How Trazodone Works: Trazodone is an atypical anti-depressant drug. It is included in the group of phenyl-piperazine compounds. Trazodone selectively blocks the re-uptake of serotonin at the neuronal synaptic end terminals, and prolongs the effect of serotonin as a neurotransmitter. However, efficacy of this action is lower than newer atypical anti-depressants. Trazodone also has an alpha-blocking and 5-HT2 receptor antagonistic properties. This may also be contributing to its anti-depressant effect by bringing about a balance in the levels and action of serotonin as a neurotransmitter in the brain. The alpha-adrenergic antagonistic property is responsible for the side effect of postural hypotension that is seen with Trazodone.
How To Take Trazodone: Trazodone is used in the treatment of major depressive disorder (MDD). Good efficacy of Trazodone has been demonstrated in patients suffering from depression including those who may have a prominent anxiety component. Trazodone can also be used in the treatment of anxiety states and disorders, more commonly as an adjunctive drug in the management of such conditions. Trazodone is supplied as oral tablets in the strengths of 150 mg and 300 mg. For the treatment of major depression, Trazodone is administered at a recommended starting dose of 150 mg/day in divided doses. The clinical response of starting treatment with Trazodone may take some time to appear. Hence it is of utmost importance that psychotherapy, behavioural modification, counselling and other supportive therapy be continued in this duration. If response is deemed inadequate, the dose can be escalated by 50 mg/day after a minimum interval of 3-4 days. However, it should be noted that the time required for the complete effect of Trazodone to be seen is almost 2 weeks. The maximum adult dose should not exceed 400 mg/day in divided doses. The maintenance dose should be a continuation of the lowest possible dose that is seen to be effective in a particular patient. After treatment of an acute episode, if symptoms are under control, dose reduction of Trazodone may also be attempted with careful monitoring. Further dose adjustments are carried out after judging the response. In the treatment of anxiety states, 150 mg/day in divided doses may be administered. However, since it is used mainly as an adjunctive medication in these conditions, a lower dose of Trazodone may suffice in most patients, who may be taking other anti-anxiety medications.

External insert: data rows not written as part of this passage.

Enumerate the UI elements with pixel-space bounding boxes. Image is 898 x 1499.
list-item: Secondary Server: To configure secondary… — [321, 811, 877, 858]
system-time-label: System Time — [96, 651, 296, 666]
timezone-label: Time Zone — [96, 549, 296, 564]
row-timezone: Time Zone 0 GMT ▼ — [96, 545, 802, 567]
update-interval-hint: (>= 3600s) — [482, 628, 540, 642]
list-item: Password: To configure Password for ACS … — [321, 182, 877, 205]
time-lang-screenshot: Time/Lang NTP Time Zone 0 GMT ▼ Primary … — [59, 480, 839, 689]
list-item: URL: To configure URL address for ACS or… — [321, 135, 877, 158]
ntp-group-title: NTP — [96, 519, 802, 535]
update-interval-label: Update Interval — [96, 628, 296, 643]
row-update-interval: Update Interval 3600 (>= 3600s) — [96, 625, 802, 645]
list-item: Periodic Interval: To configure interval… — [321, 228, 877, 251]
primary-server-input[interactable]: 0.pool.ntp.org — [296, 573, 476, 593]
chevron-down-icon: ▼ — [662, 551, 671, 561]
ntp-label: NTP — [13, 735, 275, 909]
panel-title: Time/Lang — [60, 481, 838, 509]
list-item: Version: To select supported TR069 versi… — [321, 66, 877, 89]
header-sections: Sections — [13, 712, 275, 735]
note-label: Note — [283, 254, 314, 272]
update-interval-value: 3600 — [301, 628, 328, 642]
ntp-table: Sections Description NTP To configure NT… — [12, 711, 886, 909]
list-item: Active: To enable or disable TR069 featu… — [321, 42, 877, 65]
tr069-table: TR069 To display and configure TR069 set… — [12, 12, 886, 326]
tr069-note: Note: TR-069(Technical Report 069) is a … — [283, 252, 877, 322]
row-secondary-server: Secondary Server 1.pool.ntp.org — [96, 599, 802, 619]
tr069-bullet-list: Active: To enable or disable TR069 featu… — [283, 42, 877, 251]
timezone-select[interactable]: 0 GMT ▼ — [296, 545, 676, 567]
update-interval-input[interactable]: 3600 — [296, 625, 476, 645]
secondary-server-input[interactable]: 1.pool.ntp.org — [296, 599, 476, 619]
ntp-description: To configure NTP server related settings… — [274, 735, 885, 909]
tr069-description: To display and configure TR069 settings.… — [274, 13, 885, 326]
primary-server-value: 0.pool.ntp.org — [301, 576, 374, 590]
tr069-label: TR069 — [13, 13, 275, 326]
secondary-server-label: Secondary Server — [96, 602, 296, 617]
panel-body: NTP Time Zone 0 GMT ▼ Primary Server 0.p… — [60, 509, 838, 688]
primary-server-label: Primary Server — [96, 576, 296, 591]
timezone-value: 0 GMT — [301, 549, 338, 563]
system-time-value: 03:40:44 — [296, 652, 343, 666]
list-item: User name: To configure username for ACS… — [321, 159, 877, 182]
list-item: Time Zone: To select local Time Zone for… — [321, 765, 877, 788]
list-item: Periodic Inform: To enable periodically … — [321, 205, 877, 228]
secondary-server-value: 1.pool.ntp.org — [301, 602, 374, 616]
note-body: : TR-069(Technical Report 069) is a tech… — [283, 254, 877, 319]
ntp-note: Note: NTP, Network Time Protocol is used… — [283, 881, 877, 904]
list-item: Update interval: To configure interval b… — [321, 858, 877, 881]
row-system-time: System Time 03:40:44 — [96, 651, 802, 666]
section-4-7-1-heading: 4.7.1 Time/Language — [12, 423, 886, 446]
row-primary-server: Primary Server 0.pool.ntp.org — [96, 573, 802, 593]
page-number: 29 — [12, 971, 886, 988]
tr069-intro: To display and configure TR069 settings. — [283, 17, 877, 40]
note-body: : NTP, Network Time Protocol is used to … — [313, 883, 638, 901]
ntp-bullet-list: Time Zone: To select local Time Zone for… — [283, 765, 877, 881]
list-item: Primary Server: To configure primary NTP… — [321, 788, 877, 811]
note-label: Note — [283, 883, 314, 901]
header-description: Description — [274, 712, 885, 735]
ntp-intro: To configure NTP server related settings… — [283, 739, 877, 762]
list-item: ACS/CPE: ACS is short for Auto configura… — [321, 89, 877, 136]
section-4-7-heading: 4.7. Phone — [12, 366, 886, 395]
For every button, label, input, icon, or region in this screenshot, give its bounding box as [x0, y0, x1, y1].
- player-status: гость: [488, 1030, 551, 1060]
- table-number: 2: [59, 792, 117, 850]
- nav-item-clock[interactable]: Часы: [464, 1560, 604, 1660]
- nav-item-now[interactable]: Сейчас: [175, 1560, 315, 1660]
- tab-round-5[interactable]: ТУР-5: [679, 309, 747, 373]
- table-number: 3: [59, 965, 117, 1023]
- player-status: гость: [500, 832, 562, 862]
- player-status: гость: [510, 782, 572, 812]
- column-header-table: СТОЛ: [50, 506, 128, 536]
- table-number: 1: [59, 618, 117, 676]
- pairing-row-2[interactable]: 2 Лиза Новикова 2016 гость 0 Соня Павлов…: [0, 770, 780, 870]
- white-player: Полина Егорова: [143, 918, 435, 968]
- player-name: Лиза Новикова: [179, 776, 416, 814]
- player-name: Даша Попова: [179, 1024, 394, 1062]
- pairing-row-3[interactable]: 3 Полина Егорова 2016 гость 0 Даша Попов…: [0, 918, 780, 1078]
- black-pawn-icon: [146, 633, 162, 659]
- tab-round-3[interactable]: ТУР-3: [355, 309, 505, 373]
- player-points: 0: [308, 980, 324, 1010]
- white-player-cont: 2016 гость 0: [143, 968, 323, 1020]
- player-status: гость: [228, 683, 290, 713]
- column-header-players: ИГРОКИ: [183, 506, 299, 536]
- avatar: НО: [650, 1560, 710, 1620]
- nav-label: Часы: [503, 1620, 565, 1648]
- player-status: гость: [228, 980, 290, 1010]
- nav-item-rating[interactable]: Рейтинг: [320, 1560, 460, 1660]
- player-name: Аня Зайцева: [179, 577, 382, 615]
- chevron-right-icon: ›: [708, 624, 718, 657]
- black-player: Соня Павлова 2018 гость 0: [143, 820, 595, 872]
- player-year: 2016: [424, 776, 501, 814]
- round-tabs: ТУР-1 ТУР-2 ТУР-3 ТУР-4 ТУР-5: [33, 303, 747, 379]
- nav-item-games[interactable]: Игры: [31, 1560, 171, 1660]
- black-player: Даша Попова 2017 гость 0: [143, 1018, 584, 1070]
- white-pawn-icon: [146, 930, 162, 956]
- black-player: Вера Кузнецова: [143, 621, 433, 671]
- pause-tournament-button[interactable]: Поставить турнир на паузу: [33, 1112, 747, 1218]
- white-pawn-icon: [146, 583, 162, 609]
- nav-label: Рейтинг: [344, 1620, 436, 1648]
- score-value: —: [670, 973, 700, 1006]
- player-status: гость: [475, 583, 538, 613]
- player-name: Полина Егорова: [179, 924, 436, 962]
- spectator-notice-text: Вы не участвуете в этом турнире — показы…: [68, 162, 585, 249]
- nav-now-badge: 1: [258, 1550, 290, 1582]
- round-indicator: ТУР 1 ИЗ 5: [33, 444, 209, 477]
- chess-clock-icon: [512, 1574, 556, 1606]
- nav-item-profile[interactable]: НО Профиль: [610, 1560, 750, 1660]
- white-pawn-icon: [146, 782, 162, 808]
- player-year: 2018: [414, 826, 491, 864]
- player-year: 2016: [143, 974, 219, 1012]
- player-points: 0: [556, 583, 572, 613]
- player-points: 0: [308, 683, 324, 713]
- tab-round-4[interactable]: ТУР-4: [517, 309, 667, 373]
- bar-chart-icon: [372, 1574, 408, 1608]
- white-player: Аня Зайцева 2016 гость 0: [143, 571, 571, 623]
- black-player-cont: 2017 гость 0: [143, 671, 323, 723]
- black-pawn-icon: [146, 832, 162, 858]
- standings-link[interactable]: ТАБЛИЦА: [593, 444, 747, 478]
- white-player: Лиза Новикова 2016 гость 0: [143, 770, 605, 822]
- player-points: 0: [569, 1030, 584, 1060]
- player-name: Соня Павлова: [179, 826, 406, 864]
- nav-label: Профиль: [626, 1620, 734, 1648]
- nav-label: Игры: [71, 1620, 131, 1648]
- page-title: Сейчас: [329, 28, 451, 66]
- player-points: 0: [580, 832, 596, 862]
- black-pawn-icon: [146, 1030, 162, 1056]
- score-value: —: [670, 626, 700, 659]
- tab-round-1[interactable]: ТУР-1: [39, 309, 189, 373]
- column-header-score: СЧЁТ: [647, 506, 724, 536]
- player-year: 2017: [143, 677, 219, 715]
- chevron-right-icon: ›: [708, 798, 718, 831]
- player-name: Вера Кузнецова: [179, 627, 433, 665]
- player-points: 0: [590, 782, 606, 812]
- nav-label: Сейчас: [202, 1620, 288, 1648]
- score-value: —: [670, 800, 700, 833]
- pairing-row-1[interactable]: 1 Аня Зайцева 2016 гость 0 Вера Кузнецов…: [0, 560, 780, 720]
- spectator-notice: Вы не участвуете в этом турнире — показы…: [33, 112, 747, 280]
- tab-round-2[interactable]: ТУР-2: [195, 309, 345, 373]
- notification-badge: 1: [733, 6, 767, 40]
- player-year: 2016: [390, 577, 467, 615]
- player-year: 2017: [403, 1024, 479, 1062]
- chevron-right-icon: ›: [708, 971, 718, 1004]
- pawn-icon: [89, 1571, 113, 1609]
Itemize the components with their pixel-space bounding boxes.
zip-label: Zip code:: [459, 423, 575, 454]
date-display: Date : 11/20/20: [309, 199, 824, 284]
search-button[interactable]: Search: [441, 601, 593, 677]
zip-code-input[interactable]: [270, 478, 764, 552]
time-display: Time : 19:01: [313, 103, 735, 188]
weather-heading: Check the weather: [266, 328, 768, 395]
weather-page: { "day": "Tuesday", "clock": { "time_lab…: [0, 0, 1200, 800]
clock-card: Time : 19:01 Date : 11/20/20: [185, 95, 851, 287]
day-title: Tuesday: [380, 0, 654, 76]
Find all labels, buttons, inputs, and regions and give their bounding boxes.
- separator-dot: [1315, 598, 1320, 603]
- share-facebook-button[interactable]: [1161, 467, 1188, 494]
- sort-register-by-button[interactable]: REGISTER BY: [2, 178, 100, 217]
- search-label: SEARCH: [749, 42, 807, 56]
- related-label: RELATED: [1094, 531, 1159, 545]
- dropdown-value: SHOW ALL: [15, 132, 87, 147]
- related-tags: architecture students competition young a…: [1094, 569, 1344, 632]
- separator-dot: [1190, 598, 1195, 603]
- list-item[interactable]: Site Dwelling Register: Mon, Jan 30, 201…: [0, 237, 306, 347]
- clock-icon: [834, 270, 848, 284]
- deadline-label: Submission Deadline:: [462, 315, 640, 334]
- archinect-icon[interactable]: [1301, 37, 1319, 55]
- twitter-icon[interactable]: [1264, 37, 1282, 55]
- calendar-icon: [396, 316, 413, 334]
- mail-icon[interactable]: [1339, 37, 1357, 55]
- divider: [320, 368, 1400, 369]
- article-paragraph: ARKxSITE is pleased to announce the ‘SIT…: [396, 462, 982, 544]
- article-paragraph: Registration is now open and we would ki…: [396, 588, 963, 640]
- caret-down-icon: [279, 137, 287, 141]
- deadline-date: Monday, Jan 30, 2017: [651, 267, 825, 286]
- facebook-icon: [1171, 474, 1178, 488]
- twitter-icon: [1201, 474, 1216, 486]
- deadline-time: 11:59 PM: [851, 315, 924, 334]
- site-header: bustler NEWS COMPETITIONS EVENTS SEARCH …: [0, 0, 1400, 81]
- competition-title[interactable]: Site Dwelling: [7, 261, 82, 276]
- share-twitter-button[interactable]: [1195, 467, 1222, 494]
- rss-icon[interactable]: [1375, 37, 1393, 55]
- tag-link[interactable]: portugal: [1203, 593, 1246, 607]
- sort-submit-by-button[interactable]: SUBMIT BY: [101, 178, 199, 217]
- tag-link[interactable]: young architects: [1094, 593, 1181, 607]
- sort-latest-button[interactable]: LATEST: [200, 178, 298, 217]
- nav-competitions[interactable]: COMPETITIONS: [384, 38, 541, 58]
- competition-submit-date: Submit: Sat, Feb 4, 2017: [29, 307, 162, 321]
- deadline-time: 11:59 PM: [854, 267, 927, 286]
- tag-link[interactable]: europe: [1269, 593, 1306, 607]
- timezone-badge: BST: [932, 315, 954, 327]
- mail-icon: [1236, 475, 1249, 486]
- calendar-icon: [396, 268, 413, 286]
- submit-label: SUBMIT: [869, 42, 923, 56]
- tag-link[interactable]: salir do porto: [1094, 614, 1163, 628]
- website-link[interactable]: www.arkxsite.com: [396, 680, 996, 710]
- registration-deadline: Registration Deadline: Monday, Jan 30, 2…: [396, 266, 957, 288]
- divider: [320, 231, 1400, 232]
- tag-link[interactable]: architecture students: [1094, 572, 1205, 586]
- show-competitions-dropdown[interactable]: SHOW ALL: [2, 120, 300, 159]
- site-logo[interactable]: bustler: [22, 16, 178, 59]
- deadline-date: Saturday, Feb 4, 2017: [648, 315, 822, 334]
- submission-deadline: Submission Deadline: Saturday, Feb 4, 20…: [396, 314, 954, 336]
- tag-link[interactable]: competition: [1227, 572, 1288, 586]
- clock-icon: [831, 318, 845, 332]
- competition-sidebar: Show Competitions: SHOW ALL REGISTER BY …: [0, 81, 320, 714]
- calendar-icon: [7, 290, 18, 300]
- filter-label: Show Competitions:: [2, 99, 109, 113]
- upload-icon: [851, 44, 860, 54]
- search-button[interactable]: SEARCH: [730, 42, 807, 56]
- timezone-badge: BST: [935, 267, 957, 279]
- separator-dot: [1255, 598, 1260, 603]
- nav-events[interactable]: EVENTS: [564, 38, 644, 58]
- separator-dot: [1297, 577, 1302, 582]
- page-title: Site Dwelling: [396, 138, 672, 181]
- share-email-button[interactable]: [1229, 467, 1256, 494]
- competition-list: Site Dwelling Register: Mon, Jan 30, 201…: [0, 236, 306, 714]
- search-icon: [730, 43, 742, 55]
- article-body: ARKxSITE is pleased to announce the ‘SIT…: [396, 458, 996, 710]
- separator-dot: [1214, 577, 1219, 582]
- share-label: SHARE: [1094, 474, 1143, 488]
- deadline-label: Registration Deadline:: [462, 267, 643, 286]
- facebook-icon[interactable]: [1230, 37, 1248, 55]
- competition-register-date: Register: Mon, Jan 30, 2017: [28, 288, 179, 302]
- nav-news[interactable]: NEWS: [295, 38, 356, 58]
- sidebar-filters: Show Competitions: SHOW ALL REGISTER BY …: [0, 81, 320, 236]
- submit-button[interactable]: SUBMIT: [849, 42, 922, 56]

Precautions And Side Effects Of Trazodone: Use of any anti-depressant including Trazodone has the potential to cause a worsening of depressive symptoms and development of suicidal tendency or thoughts. Careful follow-up is to be maintained. Trazodone is not recommended for use in children and in those taking MAO-inhibitor drugs. It is to be used with caution in elderly patients, those with renal or hepatic impairment, epilepsy, heart disease and cardiac rhythm disorders. Common side effects of Trazodone are drowsiness, dizziness, confusion, headache, fatigue, tremor and gastrointestinal disturbances. More serious adverse effects of Trazodone are postural hypotension, priapism, oedema of feet, blurred vision, arrhythmias and hepatic dysfunction.